Location
- Como, Texas United States

District information
- Type: Public
- Grades: Pre-K through 12
- Established: 1965
- Superintendent: Lydia Walden

Students and staff
- Athletic conference: UIL Class AA
- District mascot: War Eagle
- Colors: Columbia Blue, Black, White

Other information
- Website: http://www.cpcisd.net

= Como-Pickton Consolidated Independent School District =

2A School District in Texas

Como-Pickton Consolidated Independent School District is a public school district based in Como, Texas (USA). Located in Hopkins County, a very small portion of the district extends into Wood County.

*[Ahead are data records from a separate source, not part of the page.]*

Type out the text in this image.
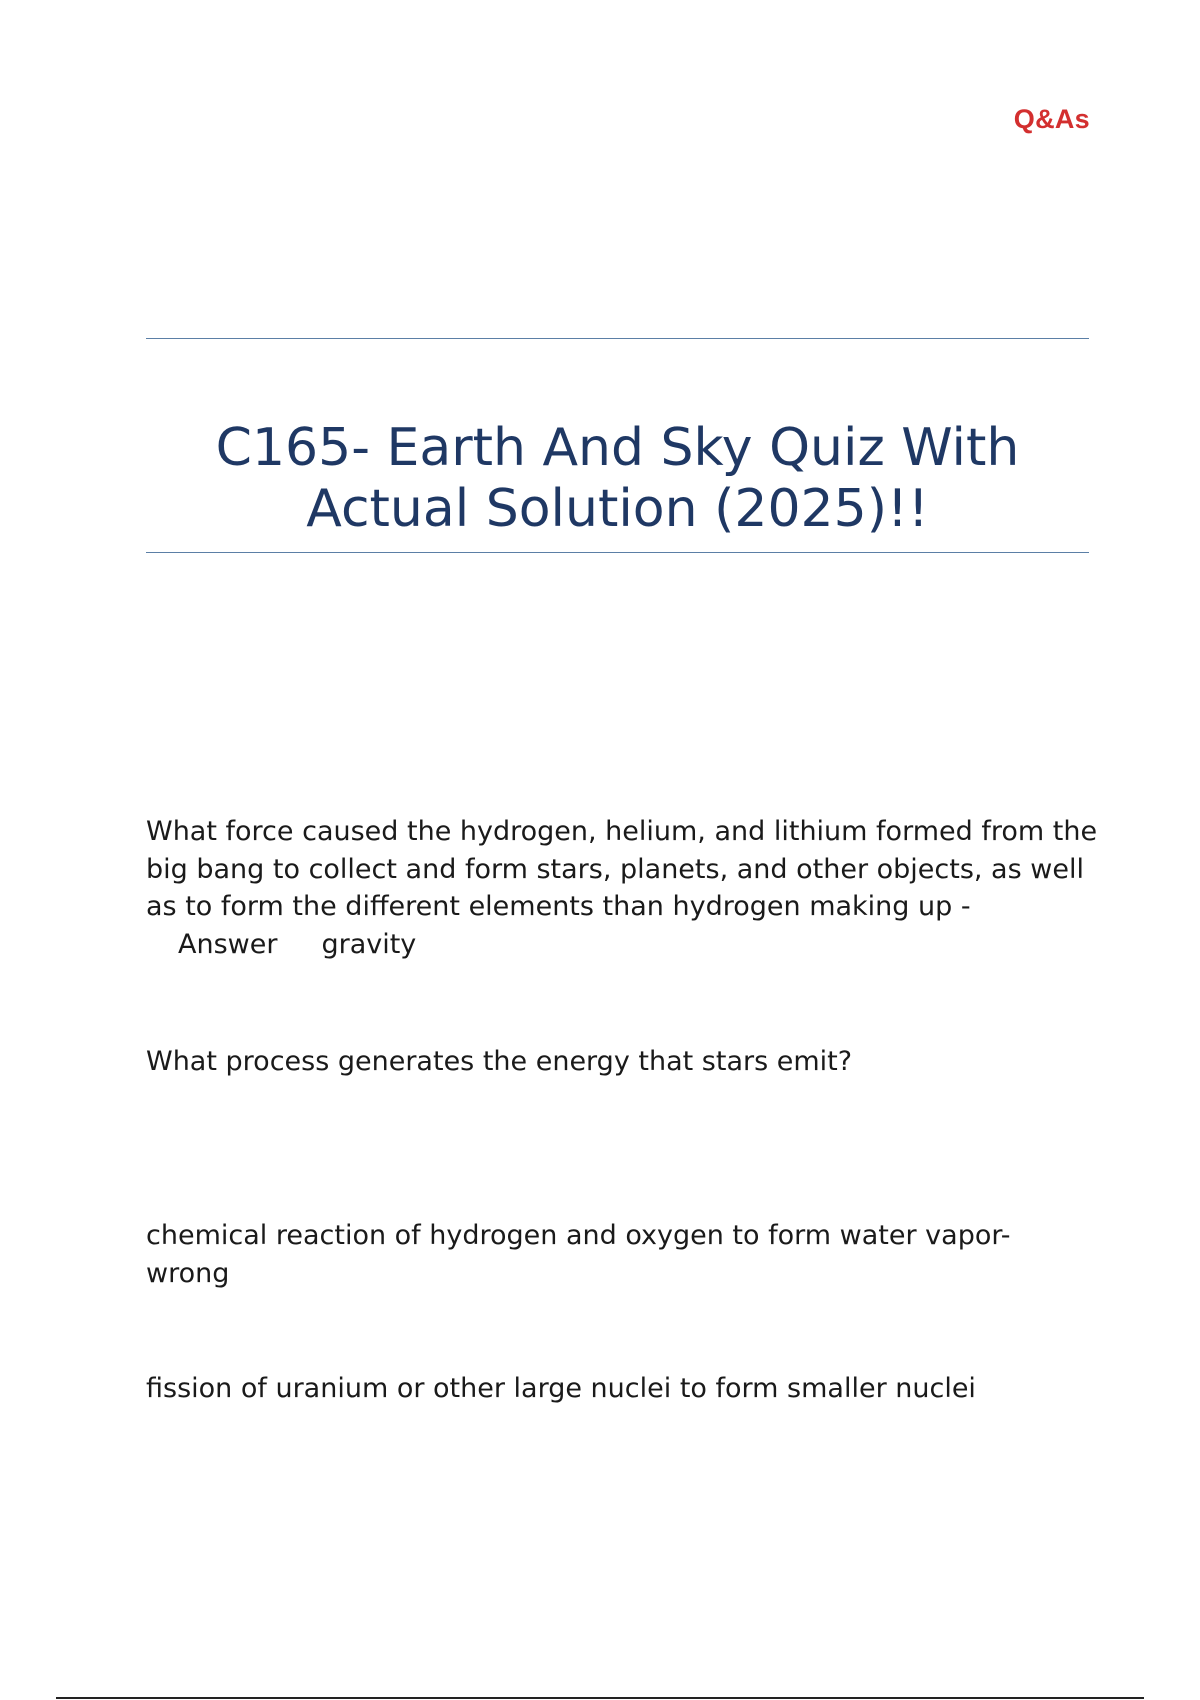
Q&As
C165- Earth And Sky Quiz With
Actual Solution (2025)!!
What force caused the hydrogen, helium, and lithium formed from the big bang to collect and form stars, planets, and other objects, as well as to form the different elements than hydrogen making up -Answer gravity
What process generates the energy that stars emit?
chemical reaction of hydrogen and oxygen to form water vapor-
wrong
fission of uranium or other large nuclei to form smaller nuclei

In 2009, the school district was rated "academically acceptable" by the Texas Education Agency.

==Schools==
Como-Pickton Consolidated ISD operates three schools:
- Como-Pickton High School (Grades 9-12)
- Como-Pickton Junior High (Grades 6-8)
- Como-Pickton Elementary School (Grades PK-5)

==High school==
Serving grades 9-12, Como-Pickton High School has various clubs & organizations that include: National Honor Society, Student Council, FCCLA, SkillsUSA, Spanish Club, FFA, Robotics, and One-Act Play.

The school district was voted by readers of the Sulphur Springs News-Telegram as the best Public School in Hopkins County in 2019, 2020, 2021, and 2022.

==Athletics==
The Como-Pickton Eagles compete in the following sports:

Cross Country, Volleyball, Football, Basketball, Powerlifting, Baseball, Softball, and Track and Field.